Purpose : To assess the safety and efficacy of sub-retinal injections of AAV8-RLBP1 gene therapy in patients with Bothnia Dystrophy.

Methods : In an open-label, dose escalating Ph1/2 clinical trial, 12 patients were treated with sub-retinal AAV8-RLBP1 of increasing doses (5x109 to 1 x1011 vg/eye). In addition to ocular and systemic safety assessments, efficacy assessments included dark adaptation (DA) kinetics as well as other measures of light- and dark-adapted visual functions. DA kinetics was chosen as the primary efficacy endpoint due to the very delayed dark adaptation in these patients and was assessed with short and long-wavelength stimuli using a protocol developed from a 5-year natural history study in the same patient population (Burstedt et al 2023). Following overnight dark adaptation, recovery to full-field stimuli was assessed over a period of 6 hours. For DA recovery, a responder was defined as having sensitivity fall outside their pretreatment variability ranges at a minimum of two consecutive follow up visits.

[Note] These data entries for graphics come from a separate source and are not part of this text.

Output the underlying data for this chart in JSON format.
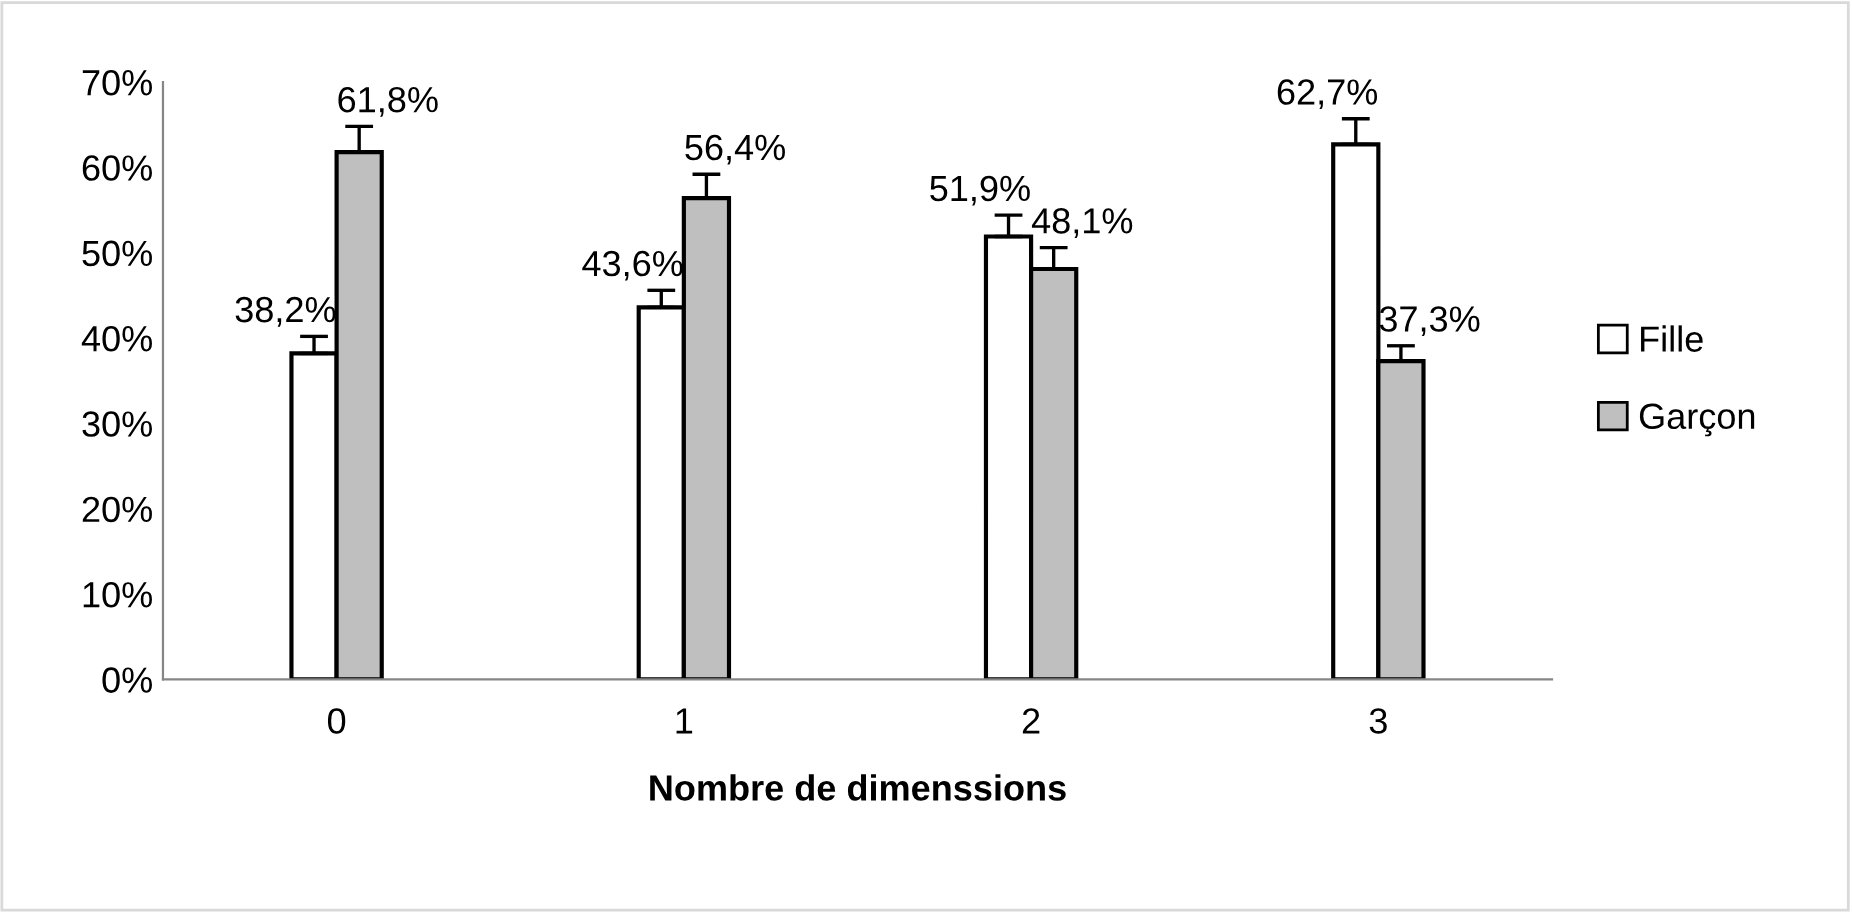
{
  "chart_data": {
    "type": "bar",
    "xlabel": "Nombre de dimenssions",
    "categories": [
      "0",
      "1",
      "2",
      "3"
    ],
    "series": [
      {
        "name": "Fille",
        "color": "#ffffff",
        "values": [
          38.2,
          43.6,
          51.9,
          62.7
        ],
        "value_labels": [
          "38,2%",
          "43,6%",
          "51,9%",
          "62,7%"
        ],
        "errors": [
          [
            38.2,
            40.2
          ],
          [
            43.6,
            45.6
          ],
          [
            51.9,
            54.4
          ],
          [
            62.7,
            65.7
          ]
        ]
      },
      {
        "name": "Garçon",
        "color": "#bfbfbf",
        "values": [
          61.8,
          56.4,
          48.1,
          37.3
        ],
        "value_labels": [
          "61,8%",
          "56,4%",
          "48,1%",
          "37,3%"
        ],
        "errors": [
          [
            61.8,
            64.8
          ],
          [
            56.4,
            59.2
          ],
          [
            48.1,
            50.6
          ],
          [
            37.3,
            39.1
          ]
        ]
      }
    ],
    "ylim": [
      0,
      70
    ],
    "yticks": [
      {
        "value": 0,
        "label": "0%"
      },
      {
        "value": 10,
        "label": "10%"
      },
      {
        "value": 20,
        "label": "20%"
      },
      {
        "value": 30,
        "label": "30%"
      },
      {
        "value": 40,
        "label": "40%"
      },
      {
        "value": 50,
        "label": "50%"
      },
      {
        "value": 60,
        "label": "60%"
      },
      {
        "value": 70,
        "label": "70%"
      }
    ],
    "grid": false,
    "legend": "right"
  }
}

Results : The primary endpoint of DA recovery for the short wavelength stimuli (450 nm) was improved beyond the pre-defined variability in multiple patients; there were 8 responders at 1 hour, 11 at 2 hours and 9 at 3 hours post bleach and for the long wavelength stimuli (632 nm), there were 4 responders at 1 hour, 9 at 2 hours and 9 at 3 hours post bleach. These improvements were sustained up to the latest follow-up. In addition, in three patients who presented with punctata albescens (‘white dots’) at baseline, these punctata showed a rapid reduction in prevalence that correlated with the improvement in DA parameters in the treated eyes only. In patients treated with higher doses, intraocular inflammation and localized hyperpigmentation with secondary atrophy of the retinal pigment epithelium were observed at 2 to 4 year follow up. This inflammation responded to steroids.

Conclusions : Sub-retinal administration of AAV8-RLBP1 was overall safe and well tolerated in Bothnia dystrophy patients. Treatment with AAV8-RLBP1 showed long-lasting improvement in dark adaptation kinetics and anatomical phenotypes in these patients. This improvement was also reflected as patient-reported functional benefits in activities of their daily living.

This abstract was presented at the 2024 ARVO Annual Meeting, held in Seattle, WA, May 5-9, 2024.